Unfair actions taken by two beloved towns
Published 2:37 pm Monday, June 4, 2007
Two towns I know well have been messing with friends I love, and I don’t like that a bit.
A prosecutor in beautiful little St. Martinville, La., recently made Willie Nelson appear in criminal court. Willie was handed his first-ever conviction for marijuana possession in the same parish where I spend most of my winters and pay property taxes. I am hurt.
“I think the way this was handled, St. Martin Parish ought to be proud,” prosecutor Chester Cedars told the local newspaper. “We did not give him a free pass. A free pass would have been just to let him pay a fine without having to come to court. I made him come in just like everybody else.”
Excuse me? Willie Nelson is not just like everybody else. Willie Nelson is Willie Nelson, for heaven’s sake, great and rare American, a hero to millions, the only addition we need ever make to Mount Rushmore.
It’s true I’ve never met him. I did once talk to Willie on the telephone; I put that at the top of my resume. I never met him, but he’s my old friend just the same. Ask the farmers around that pious prosecutor’s courthouse if they think Willie should have been treated like everyone else. Ask the musicians who sing his songs. Ask anyone with ears.
I don’t smoke dope, never have, but then I’m no genius. You make certain allowances for geniuses. You treat them with deference and awe and great respect. You overlook a few things. (Willie was not driving, by the way.) Maybe you make them pay a fine, but you don’t treat them like everyone else.

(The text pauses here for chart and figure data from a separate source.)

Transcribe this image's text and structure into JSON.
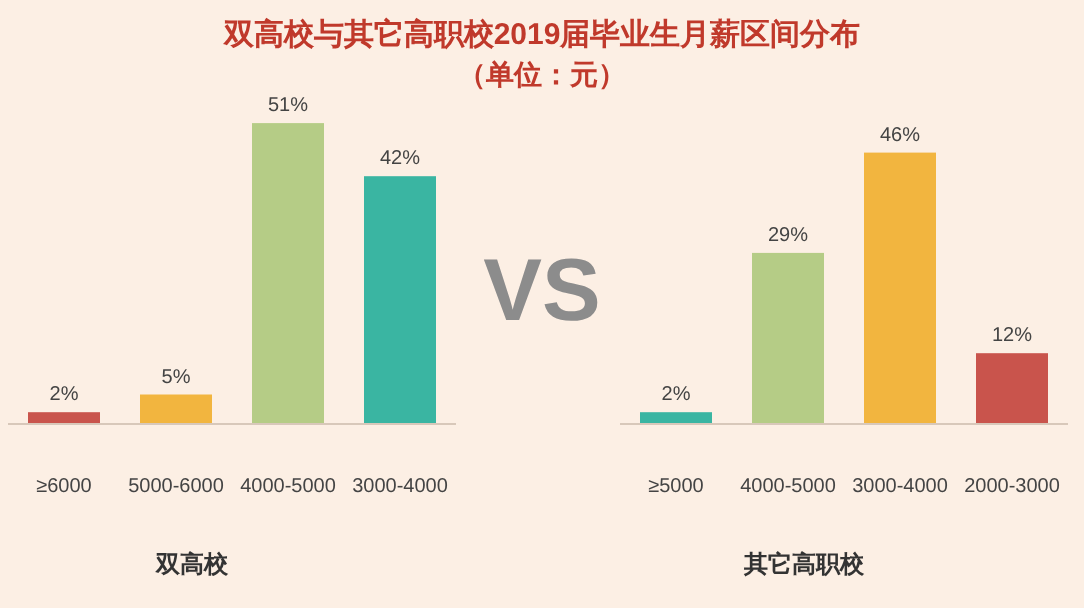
{
  "chart_data": [
    {
      "type": "bar",
      "title": "双高校与其它高职校2019届毕业生月薪区间分布",
      "subtitle": "（单位：元）",
      "xlabel": "双高校",
      "annotations": [
        "VS"
      ],
      "categories": [
        "≥6000",
        "5000-6000",
        "4000-5000",
        "3000-4000"
      ],
      "values": [
        2,
        5,
        51,
        42
      ],
      "colors": [
        "#c9544c",
        "#f2b53f",
        "#b5cc86",
        "#3ab5a2"
      ],
      "value_labels": [
        "2%",
        "5%",
        "51%",
        "42%"
      ]
    },
    {
      "type": "bar",
      "xlabel": "其它高职校",
      "categories": [
        "≥5000",
        "4000-5000",
        "3000-4000",
        "2000-3000"
      ],
      "values": [
        2,
        29,
        46,
        12
      ],
      "colors": [
        "#3ab5a2",
        "#b5cc86",
        "#f2b53f",
        "#c9544c"
      ],
      "value_labels": [
        "2%",
        "29%",
        "46%",
        "12%"
      ]
    }
  ]
}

Maybe, Chester, Willie should be treated like everyone else who has written “Angel Flying Too Close to the Ground.” Or like everyone else who started an organization to save the American farmer. Or everyone who helped drag country music into this century. I’m not proud, but appalled.

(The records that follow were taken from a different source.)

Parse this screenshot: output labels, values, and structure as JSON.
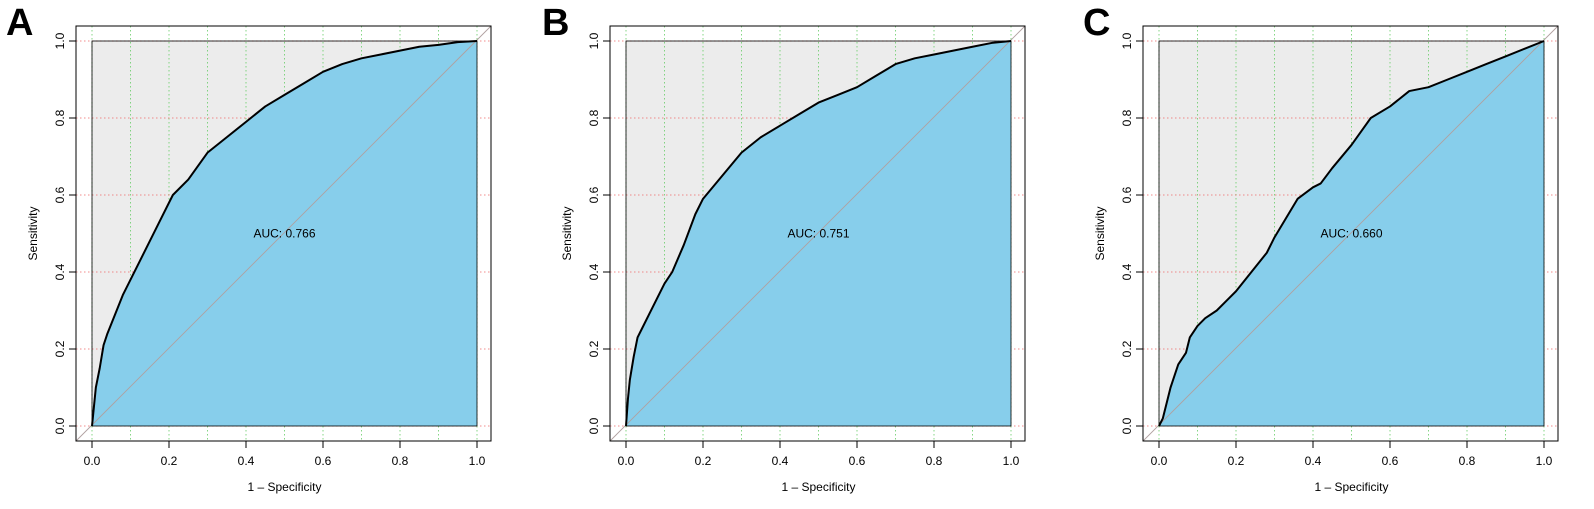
{
  "colors": {
    "background_area": "#ececec",
    "auc_fill": "#87ceeb",
    "curve": "#000000",
    "diagonal": "#b0a0a0",
    "grid_x": "#66cc66",
    "grid_y": "#ee6666"
  },
  "chart_data": [
    {
      "panel": "A",
      "type": "line",
      "xlabel": "1 – Specificity",
      "ylabel": "Sensitivity",
      "auc_label": "AUC: 0.766",
      "xlim": [
        0,
        1
      ],
      "ylim": [
        0,
        1
      ],
      "xticks": [
        "0.0",
        "0.2",
        "0.4",
        "0.6",
        "0.8",
        "1.0"
      ],
      "yticks": [
        "0.0",
        "0.2",
        "0.4",
        "0.6",
        "0.8",
        "1.0"
      ],
      "grid": true,
      "x": [
        0,
        0.005,
        0.01,
        0.02,
        0.03,
        0.04,
        0.06,
        0.08,
        0.1,
        0.12,
        0.15,
        0.18,
        0.21,
        0.25,
        0.3,
        0.35,
        0.4,
        0.45,
        0.5,
        0.55,
        0.6,
        0.65,
        0.7,
        0.75,
        0.8,
        0.85,
        0.9,
        0.95,
        1.0
      ],
      "y": [
        0,
        0.05,
        0.1,
        0.15,
        0.21,
        0.24,
        0.29,
        0.34,
        0.38,
        0.42,
        0.48,
        0.54,
        0.6,
        0.64,
        0.71,
        0.75,
        0.79,
        0.83,
        0.86,
        0.89,
        0.92,
        0.94,
        0.955,
        0.965,
        0.975,
        0.985,
        0.99,
        0.997,
        1.0
      ]
    },
    {
      "panel": "B",
      "type": "line",
      "xlabel": "1 – Specificity",
      "ylabel": "Sensitivity",
      "auc_label": "AUC: 0.751",
      "xlim": [
        0,
        1
      ],
      "ylim": [
        0,
        1
      ],
      "xticks": [
        "0.0",
        "0.2",
        "0.4",
        "0.6",
        "0.8",
        "1.0"
      ],
      "yticks": [
        "0.0",
        "0.2",
        "0.4",
        "0.6",
        "0.8",
        "1.0"
      ],
      "grid": true,
      "x": [
        0,
        0.005,
        0.01,
        0.02,
        0.03,
        0.04,
        0.06,
        0.08,
        0.1,
        0.12,
        0.15,
        0.18,
        0.2,
        0.25,
        0.3,
        0.35,
        0.4,
        0.45,
        0.5,
        0.55,
        0.6,
        0.65,
        0.7,
        0.75,
        0.8,
        0.85,
        0.9,
        0.95,
        1.0
      ],
      "y": [
        0,
        0.07,
        0.12,
        0.18,
        0.23,
        0.25,
        0.29,
        0.33,
        0.37,
        0.4,
        0.47,
        0.55,
        0.59,
        0.65,
        0.71,
        0.75,
        0.78,
        0.81,
        0.84,
        0.86,
        0.88,
        0.91,
        0.94,
        0.955,
        0.965,
        0.975,
        0.985,
        0.995,
        1.0
      ]
    },
    {
      "panel": "C",
      "type": "line",
      "xlabel": "1 – Specificity",
      "ylabel": "Sensitivity",
      "auc_label": "AUC: 0.660",
      "xlim": [
        0,
        1
      ],
      "ylim": [
        0,
        1
      ],
      "xticks": [
        "0.0",
        "0.2",
        "0.4",
        "0.6",
        "0.8",
        "1.0"
      ],
      "yticks": [
        "0.0",
        "0.2",
        "0.4",
        "0.6",
        "0.8",
        "1.0"
      ],
      "grid": true,
      "x": [
        0,
        0.01,
        0.02,
        0.03,
        0.04,
        0.05,
        0.07,
        0.08,
        0.1,
        0.12,
        0.15,
        0.18,
        0.2,
        0.24,
        0.28,
        0.3,
        0.33,
        0.36,
        0.4,
        0.42,
        0.45,
        0.5,
        0.55,
        0.6,
        0.65,
        0.7,
        0.75,
        0.8,
        0.85,
        0.9,
        0.95,
        1.0
      ],
      "y": [
        0,
        0.02,
        0.06,
        0.1,
        0.13,
        0.16,
        0.19,
        0.23,
        0.26,
        0.28,
        0.3,
        0.33,
        0.35,
        0.4,
        0.45,
        0.49,
        0.54,
        0.59,
        0.62,
        0.63,
        0.67,
        0.73,
        0.8,
        0.83,
        0.87,
        0.88,
        0.9,
        0.92,
        0.94,
        0.96,
        0.98,
        1.0
      ]
    }
  ]
}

To add insult to injury, Willie was arrested on his way home to Texas after playing at a Hank Williams tribute in Montgomery. I rest my case.
Another town that’s disappointed me lately is Auburn, Ala., home of my alma mater and many of my best friends. One of those friends rents decent and affordable housing to students, not an illogical occupation in a college town.
John Bedford, who, by the way, recently was selected to receive an Auburn Beautification Award, told me a story that made me wince. John rents out a second house next to his own house that’s about three blocks from the Auburn campus.
One morning the female students in the rental house were awakened before daylight by police. They were terrified, of course, and unaware they were in violation of a city ordinance that prohibits — only in certain, high-toned zones — more than two unrelated people from living in a single house. Students, of course, often share rent and other expenses.
John, as landlord, was told to fix the problem or pay a big fine. Never mind that he’s surrounded by student housing, including a big condo complex across the street.
Evidently Auburn’s fancier neighborhoods and city fathers have forgotten that it takes students to make a college town tick. Those pesky students are the ones who buy the groceries and gas and clothes that make the town prosperous and Auburn a thriving and swell place to live. Acting on tips from fink neighbors, police now stake out “suspicious” houses in the swank zones and stage rousing, early-morning raids.
When I lived in Auburn, slum lords routinely were given a free pass to rip off their student tenants with unreasonable rents for shoddy apartments. Many never returned damage deposits or made basic repairs.
If students cause problems by littering or making too much noise, arrest them for those offenses. Don’t hassle them for simply being who they are — unrelated kids paying out the nose for an education. I don’t think that’s constitutional, and I know it’s not right.
Maybe — if he’s not tied up in St. Martinville — Willie should stage a concert to benefit the persecuted students of a town that wouldn’t exist but for them. That’s the kind of cause my outlaw friends would embrace.